00:25Incident number one in the life of Elizabeth occurred around Easter time a couple of years ago.
00:32I know it was around Easter time because Alvin had egg on his tie.
00:37That's a joke.
00:41Incident number one in the life of Elizabeth occurred around Easter time a couple of years ago.
00:49Elizabeth, how are you tonight?
00:54What have you done, invited an army over to tea?
00:58A joke wasn't that bad.
01:04You're studying Shakespeare.
01:08I've got it, Shakespeare's studying you.
01:12I'm dying. I'm dying Easter eggs.
01:15Oh, well here comes Alvin. Let's see if he can figure out what's going on.
01:20What have you done, Elizabeth? Invited an army to tea?
01:23Well, I'll give you a hint, darling. There are more cups here than we need, right?
01:27Why don't you just tell me what you're doing? Never mind the little games.
01:30There are more cups here than we need and there's hot water boiling on the stove and there's a dozen hard-boiled eggs.
01:36Oh, you've invited an army to a picnic.
01:39That's right, darling. I've invited... There's a bottle of ants in the refrigerator.
01:44Why do we always have to go on a verbal merry-go-round every time I ask a question?
01:48When I ask a question, all I ask for is an answer. I don't want to answer a hint.

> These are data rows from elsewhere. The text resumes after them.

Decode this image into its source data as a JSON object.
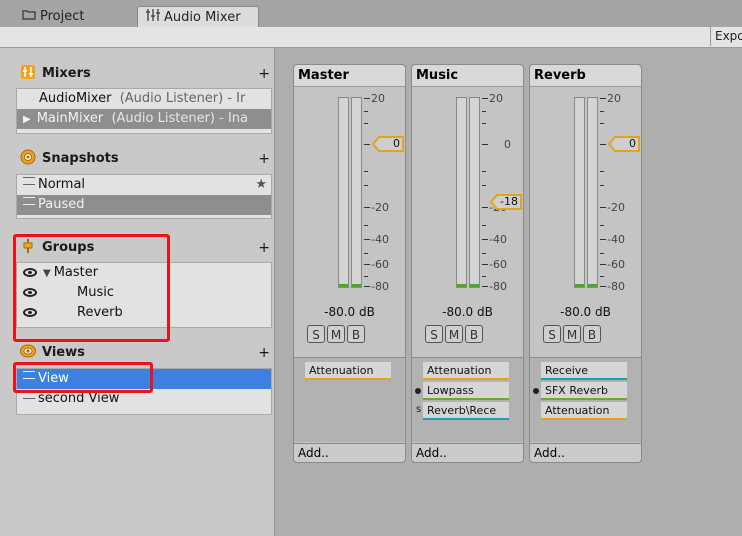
{
  "tabs": {
    "project_label": "Project",
    "audio_mixer_label": "Audio Mixer"
  },
  "toolbar": {
    "export_label": "Expo"
  },
  "mixers": {
    "title": "Mixers",
    "add": "+",
    "items": [
      {
        "name": "AudioMixer",
        "detail": "(Audio Listener) - Ir"
      },
      {
        "name": "MainMixer",
        "detail": "(Audio Listener) - Ina"
      }
    ]
  },
  "snapshots": {
    "title": "Snapshots",
    "add": "+",
    "star": "★",
    "items": [
      {
        "name": "Normal"
      },
      {
        "name": "Paused"
      }
    ]
  },
  "groups": {
    "title": "Groups",
    "add": "+",
    "items": [
      {
        "name": "Master"
      },
      {
        "name": "Music"
      },
      {
        "name": "Reverb"
      }
    ]
  },
  "views": {
    "title": "Views",
    "add": "+",
    "items": [
      {
        "name": "View"
      },
      {
        "name": "second View"
      }
    ]
  },
  "strips": [
    {
      "name": "Master",
      "level_db": "-80.0 dB",
      "fader": "0",
      "s": "S",
      "m": "M",
      "b": "B",
      "effects": [
        "Attenuation"
      ],
      "add": "Add.."
    },
    {
      "name": "Music",
      "level_db": "-80.0 dB",
      "fader": "-18",
      "s": "S",
      "m": "M",
      "b": "B",
      "effects": [
        "Attenuation",
        "Lowpass",
        "Reverb\\Rece"
      ],
      "send_marker": "s",
      "add": "Add.."
    },
    {
      "name": "Reverb",
      "level_db": "-80.0 dB",
      "fader": "0",
      "s": "S",
      "m": "M",
      "b": "B",
      "effects": [
        "Receive",
        "SFX Reverb",
        "Attenuation"
      ],
      "add": "Add.."
    }
  ],
  "scale_labels": [
    "20",
    "0",
    "-20",
    "-40",
    "-60",
    "-80"
  ],
  "colors": {
    "accent_blue": "#3d80df",
    "highlight_red": "#e8141a",
    "fader_orange": "#e3a41d",
    "meter_green": "#4aa42e"
  }
}
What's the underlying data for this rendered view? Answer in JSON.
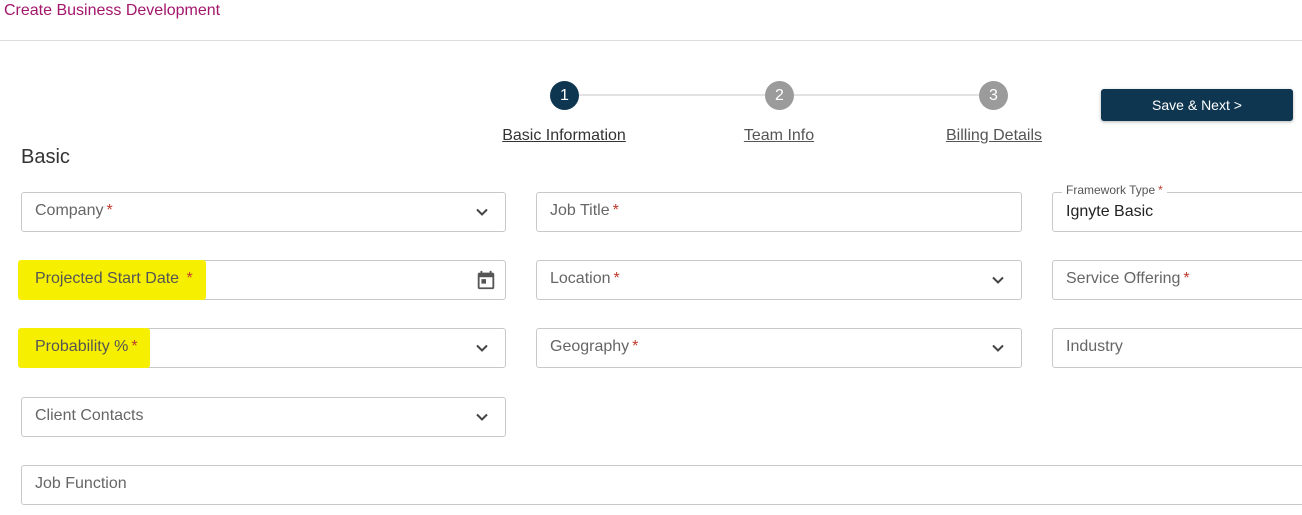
{
  "page": {
    "title": "Create Business Development"
  },
  "stepper": {
    "steps": [
      {
        "number": "1",
        "label": "Basic Information",
        "active": true
      },
      {
        "number": "2",
        "label": "Team Info",
        "active": false
      },
      {
        "number": "3",
        "label": "Billing Details",
        "active": false
      }
    ]
  },
  "actions": {
    "save_next": "Save & Next >"
  },
  "section": {
    "title": "Basic"
  },
  "required_mark": "*",
  "fields": {
    "company": "Company",
    "job_title": "Job Title",
    "framework_type_label": "Framework Type",
    "framework_type_value": "Ignyte Basic",
    "projected_start_date": "Projected Start Date",
    "location": "Location",
    "service_offering": "Service Offering",
    "probability": "Probability %",
    "geography": "Geography",
    "industry": "Industry",
    "client_contacts": "Client Contacts",
    "job_function": "Job Function"
  },
  "colors": {
    "title": "#a3176b",
    "primary": "#0f3651",
    "highlight": "#f6f000",
    "required": "#c0392b"
  }
}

01:53Well, I like to think that you're intelligent enough to figure things out for yourself.
01:58Now watch.
02:00Look, why don't you just tell me? It'll be so much...
02:04What's that?
02:06It's a new magical liquid called hot water.
02:10Now we put this little magic pill called green dye...
02:14I see.
02:15It's a new magic liquid called hot water.
02:18And, lo, green hot water.
02:21I still don't get it.
02:22Well, it's very simple, darling. I'm going to dye my hair green.
02:25Dye your hair green.
02:27That's right, as soon as I figure out how to get my head in the cup.
02:31Only because I stay right here until I find out what's going on.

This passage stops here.